The process of identifying and modeling functionally divergent subgroups for a specific protein domain class and arranging these subgroups hierarchically has, thus far, largely been done via manual curation. How to accomplish this automatically and optimally is an unsolved statistical and algorithmic problem that is addressed here via Markov chain Monte Carlo sampling. Taking as input a (typically very large) multiple-sequence alignment, the sampler creates and optimizes a hierarchy by adding and deleting leaf nodes, by moving nodes and subtrees up and down the hierarchy, by inserting or deleting internal nodes, and by redefining the sequences and conserved patterns associated with each node. All such operations are based on a probability distribution that models the conserved and divergent patterns defining each subgroup. When we view these patterns as sequence determinants of protein function, each node or subtree in such a hierarchy corresponds to a subgroup of sequences with similar biological properties. The sampler can be applied either de novo or to an existing hierarchy. When applied to 60 protein domains from multiple starting points in this way, it converged on similar solutions with nearly identical log-likelihood ratio scores, suggesting that it typically finds the optimal peak in the posterior probability distribution. Similarities and differences between independently generated, nearly optimal hierarchies for a given domain help distinguish robust from statistically uncertain features. Thus, a future application of the sampler is to provide confidence measures for various features of a domain hierarchy.

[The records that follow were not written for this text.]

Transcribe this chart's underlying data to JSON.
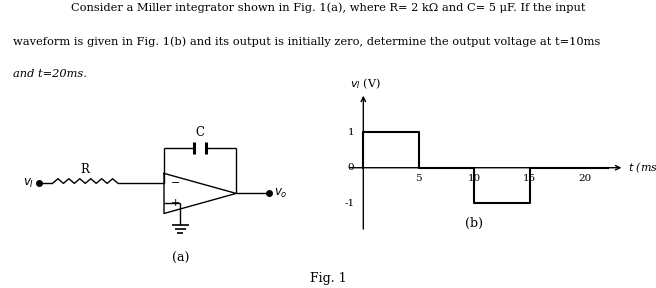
{
  "title_line1": "Consider a Miller integrator shown in Fig. 1(a), where R= 2 kΩ and C= 5 μF. If the input",
  "title_line2": "waveform is given in Fig. 1(b) and its output is initially zero, determine the output voltage at t=10ms",
  "title_line3": "and t=20ms.",
  "fig_label": "Fig. 1",
  "sub_a_label": "(a)",
  "sub_b_label": "(b)",
  "background_color": "#ffffff",
  "text_color": "#000000",
  "circuit": {
    "vi_label": "$v_I$",
    "vo_label": "$v_o$",
    "R_label": "R",
    "C_label": "C",
    "minus": "−",
    "plus": "+"
  },
  "waveform": {
    "x": [
      0,
      0,
      5,
      5,
      10,
      10,
      15,
      15,
      20,
      20,
      22
    ],
    "y": [
      0,
      1,
      1,
      0,
      0,
      -1,
      -1,
      0,
      0,
      0,
      0
    ],
    "ylabel": "$v_I$ (V)",
    "xlabel": "$t$ (ms)",
    "xlim": [
      -2,
      24
    ],
    "ylim": [
      -2.0,
      2.2
    ]
  }
}
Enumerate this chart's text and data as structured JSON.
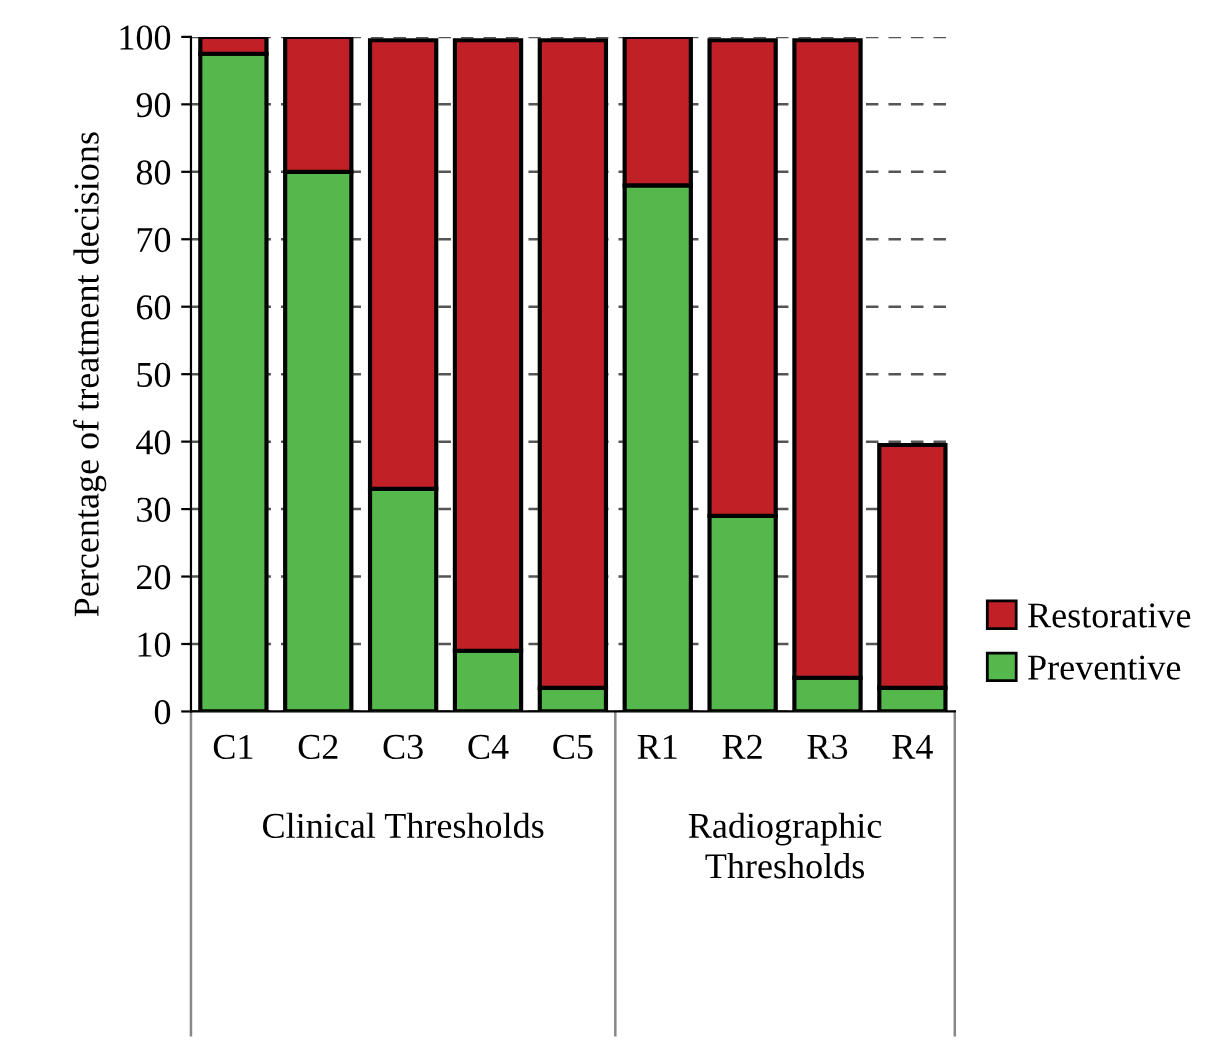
{
  "chart_data": {
    "type": "bar",
    "stacked": true,
    "ylabel": "Percentage of treatment decisions",
    "categories": [
      "C1",
      "C2",
      "C3",
      "C4",
      "C5",
      "R1",
      "R2",
      "R3",
      "R4"
    ],
    "series": [
      {
        "name": "Preventive",
        "color": "#55b84d",
        "values": [
          97.5,
          80,
          33,
          9,
          3.5,
          78,
          29,
          5,
          3.5
        ]
      },
      {
        "name": "Restorative",
        "color": "#c02026",
        "values": [
          2.5,
          20,
          66.5,
          90.5,
          96,
          22,
          70.5,
          94.5,
          36
        ]
      }
    ],
    "ylim": [
      0,
      100
    ],
    "yticks": [
      0,
      10,
      20,
      30,
      40,
      50,
      60,
      70,
      80,
      90,
      100
    ],
    "grid": "y",
    "legend": "right",
    "annotations": [
      "Clinical Thresholds",
      "Radiographic Thresholds"
    ]
  }
}
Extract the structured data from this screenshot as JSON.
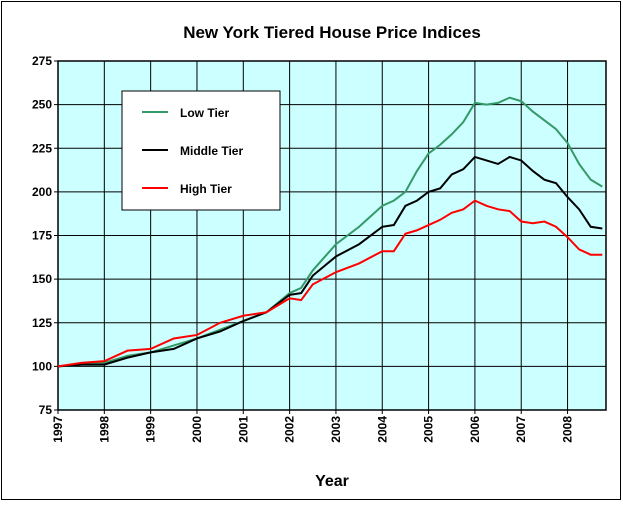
{
  "chart_data": {
    "type": "line",
    "title": "New York Tiered House Price Indices",
    "x_label": "Year",
    "x": [
      1997,
      1997.5,
      1998,
      1998.5,
      1999,
      1999.5,
      2000,
      2000.5,
      2001,
      2001.5,
      2002,
      2002.25,
      2002.5,
      2003,
      2003.5,
      2004,
      2004.25,
      2004.5,
      2004.75,
      2005,
      2005.25,
      2005.5,
      2005.75,
      2006,
      2006.25,
      2006.5,
      2006.75,
      2007,
      2007.25,
      2007.5,
      2007.75,
      2008,
      2008.25,
      2008.5,
      2008.75
    ],
    "series": [
      {
        "name": "Low Tier",
        "color": "#339966",
        "values": [
          100,
          101,
          102,
          106,
          108,
          112,
          116,
          121,
          126,
          131,
          142,
          145,
          155,
          170,
          180,
          192,
          195,
          200,
          212,
          222,
          227,
          233,
          240,
          251,
          250,
          251,
          254,
          252,
          246,
          241,
          236,
          228,
          216,
          207,
          203
        ]
      },
      {
        "name": "Middle Tier",
        "color": "#000000",
        "values": [
          100,
          101,
          101,
          105,
          108,
          110,
          116,
          120,
          126,
          131,
          141,
          142,
          152,
          163,
          170,
          180,
          181,
          192,
          195,
          200,
          202,
          210,
          213,
          220,
          218,
          216,
          220,
          218,
          212,
          207,
          205,
          197,
          190,
          180,
          179
        ]
      },
      {
        "name": "High Tier",
        "color": "#ff0000",
        "values": [
          100,
          102,
          103,
          109,
          110,
          116,
          118,
          125,
          129,
          131,
          139,
          138,
          147,
          154,
          159,
          166,
          166,
          176,
          178,
          181,
          184,
          188,
          190,
          195,
          192,
          190,
          189,
          183,
          182,
          183,
          180,
          174,
          167,
          164,
          164
        ]
      }
    ],
    "xlim": [
      1997,
      2008.83
    ],
    "xticks": [
      1997,
      1998,
      1999,
      2000,
      2001,
      2002,
      2003,
      2004,
      2005,
      2006,
      2007,
      2008
    ],
    "ylim": [
      75,
      275
    ],
    "yticks": [
      75,
      100,
      125,
      150,
      175,
      200,
      225,
      250,
      275
    ],
    "grid": true,
    "legend": "upper left"
  }
}
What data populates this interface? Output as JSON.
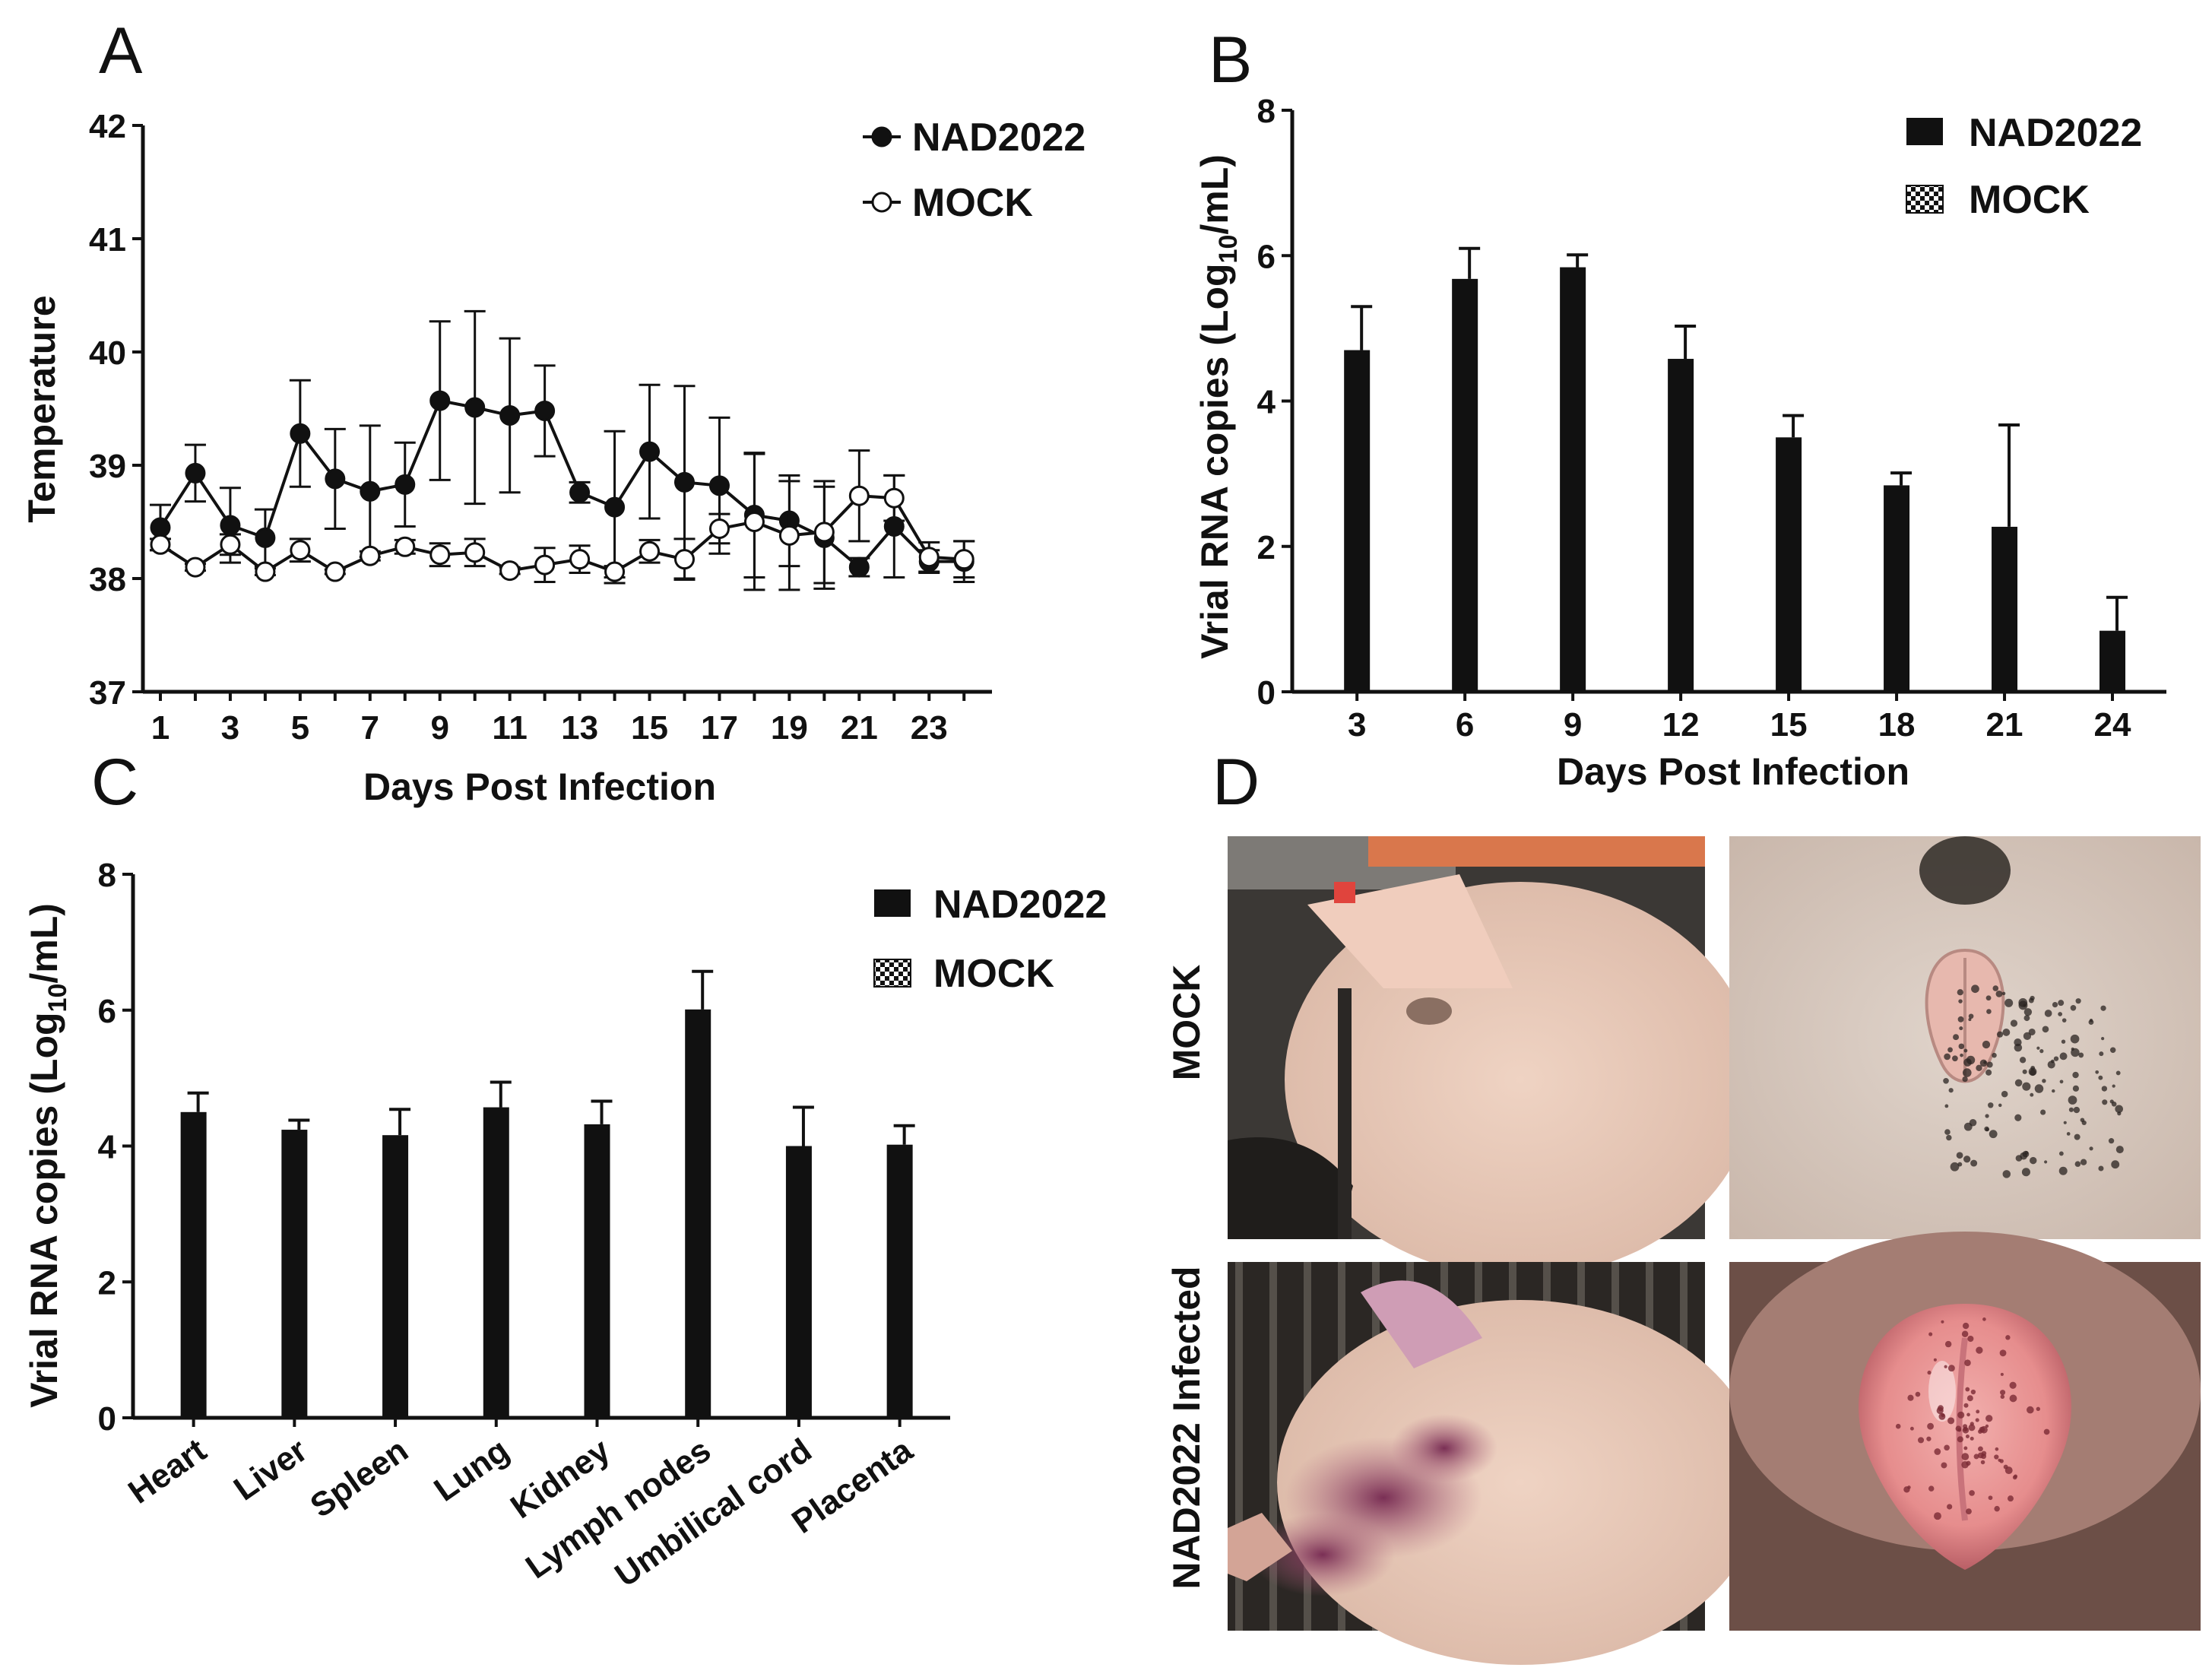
{
  "panels": {
    "a": {
      "letter": "A"
    },
    "b": {
      "letter": "B"
    },
    "c": {
      "letter": "C"
    },
    "d": {
      "letter": "D"
    }
  },
  "chart_data": [
    {
      "id": "A",
      "type": "line",
      "xlabel": "Days Post Infection",
      "ylabel": "Temperature",
      "xlim": [
        0.5,
        24.8
      ],
      "ylim": [
        37,
        42
      ],
      "yticks": [
        37,
        38,
        39,
        40,
        41,
        42
      ],
      "xticks": [
        1,
        3,
        5,
        7,
        9,
        11,
        13,
        15,
        17,
        19,
        21,
        23
      ],
      "legend_position": "top-right",
      "x": [
        1,
        2,
        3,
        4,
        5,
        6,
        7,
        8,
        9,
        10,
        11,
        12,
        13,
        14,
        15,
        16,
        17,
        18,
        19,
        20,
        21,
        22,
        23,
        24
      ],
      "series": [
        {
          "name": "NAD2022",
          "marker": "filled-circle",
          "values": [
            38.45,
            38.93,
            38.47,
            38.36,
            39.28,
            38.88,
            38.77,
            38.83,
            39.57,
            39.51,
            39.44,
            39.48,
            38.76,
            38.63,
            39.12,
            38.85,
            38.82,
            38.56,
            38.51,
            38.36,
            38.1,
            38.46,
            38.15,
            38.15
          ],
          "errors": [
            0.2,
            0.25,
            0.33,
            0.25,
            0.47,
            0.44,
            0.58,
            0.37,
            0.7,
            0.85,
            0.68,
            0.4,
            0.09,
            0.67,
            0.59,
            0.85,
            0.6,
            0.55,
            0.4,
            0.45,
            0.08,
            0.45,
            0.1,
            0.18
          ]
        },
        {
          "name": "MOCK",
          "marker": "open-circle",
          "values": [
            38.3,
            38.1,
            38.3,
            38.06,
            38.25,
            38.06,
            38.2,
            38.28,
            38.21,
            38.23,
            38.07,
            38.12,
            38.17,
            38.06,
            38.24,
            38.17,
            38.44,
            38.5,
            38.38,
            38.41,
            38.73,
            38.71,
            38.19,
            38.17
          ],
          "errors": [
            0.05,
            0.03,
            0.09,
            0.03,
            0.1,
            0.02,
            0.04,
            0.06,
            0.1,
            0.12,
            0.03,
            0.15,
            0.12,
            0.05,
            0.1,
            0.18,
            0.13,
            0.6,
            0.48,
            0.45,
            0.4,
            0.2,
            0.13,
            0.16
          ]
        }
      ]
    },
    {
      "id": "B",
      "type": "bar",
      "xlabel": "Days Post Infection",
      "ylabel_main": "Vrial RNA copies (Log",
      "ylabel_sub": "10",
      "ylabel_tail": "/mL)",
      "ylim": [
        0,
        8
      ],
      "yticks": [
        0,
        2,
        4,
        6,
        8
      ],
      "legend_position": "top-right",
      "legend": [
        {
          "name": "NAD2022",
          "pattern": "solid"
        },
        {
          "name": "MOCK",
          "pattern": "checker"
        }
      ],
      "categories": [
        "3",
        "6",
        "9",
        "12",
        "15",
        "18",
        "21",
        "24"
      ],
      "series": [
        {
          "name": "NAD2022",
          "values": [
            4.7,
            5.68,
            5.84,
            4.58,
            3.5,
            2.84,
            2.27,
            0.84
          ],
          "errors": [
            0.6,
            0.42,
            0.17,
            0.45,
            0.3,
            0.17,
            1.4,
            0.46
          ]
        }
      ]
    },
    {
      "id": "C",
      "type": "bar",
      "xlabel": "",
      "ylabel_main": "Vrial RNA copies (Log",
      "ylabel_sub": "10",
      "ylabel_tail": "/mL)",
      "ylim": [
        0,
        8
      ],
      "yticks": [
        0,
        2,
        4,
        6,
        8
      ],
      "legend_position": "top-right",
      "legend": [
        {
          "name": "NAD2022",
          "pattern": "solid"
        },
        {
          "name": "MOCK",
          "pattern": "checker"
        }
      ],
      "categories": [
        "Heart",
        "Liver",
        "Spleen",
        "Lung",
        "Kidney",
        "Lymph nodes",
        "Umbilical cord",
        "Placenta"
      ],
      "series": [
        {
          "name": "NAD2022",
          "values": [
            4.5,
            4.24,
            4.16,
            4.57,
            4.32,
            6.01,
            4.0,
            4.02
          ],
          "errors": [
            0.28,
            0.14,
            0.38,
            0.37,
            0.34,
            0.56,
            0.57,
            0.28
          ]
        }
      ]
    }
  ],
  "photo_panel": {
    "row_labels": [
      "MOCK",
      "NAD2022 Infected"
    ]
  },
  "colors": {
    "ink": "#111111",
    "photo_skin": "#e9c6b2",
    "photo_skin_light": "#d9c8bb",
    "photo_bg_dark": "#2f2a26",
    "lesion": "#8a3a60"
  }
}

到目前为止,针对特定蛋白质结构域类别识别功能不同的亚组并对这些亚组进行层次排列的过程,在很大程度上是通过人工整理完成的。如何自动且最优地完成这项工作是一个尚未解决的统计和算法问题,本文通过马尔可夫链蒙特卡罗采样来解决。采样器以一个(通常非常大的)多序列比对作为输入,通过添加和删除叶节点、在层次结构中上下移动节点和子树、插入或删除内部节点以及重新定义与每个节点相关的序列和保守模式,来创建和优化一个层次结构。所有这些操作都基于一个概率分布,该分布对定义每个亚组的保守和发散模式进行建模。当我们将这些模式视为蛋白质功能的序列决定因素时,这样一个层次结构中的每个节点或子树都对应于具有相似生物学特性的序列亚组。采样器既可以从头应用,也可以应用于现有的层次结构。当以这种方式从多个起始点应用于60个蛋白质结构域时,它收敛于具有几乎相同对数似然比分数的相似解决方案,这表明它通常在后验概率分布中找到最优峰值。给定结构域的独立生成的、近乎最优的层次结构之间的异同有助于区分稳健特征和统计上不确定的特征。因此,采样器未来的一个应用是为结构域层次结构的各种特征提供置信度度量。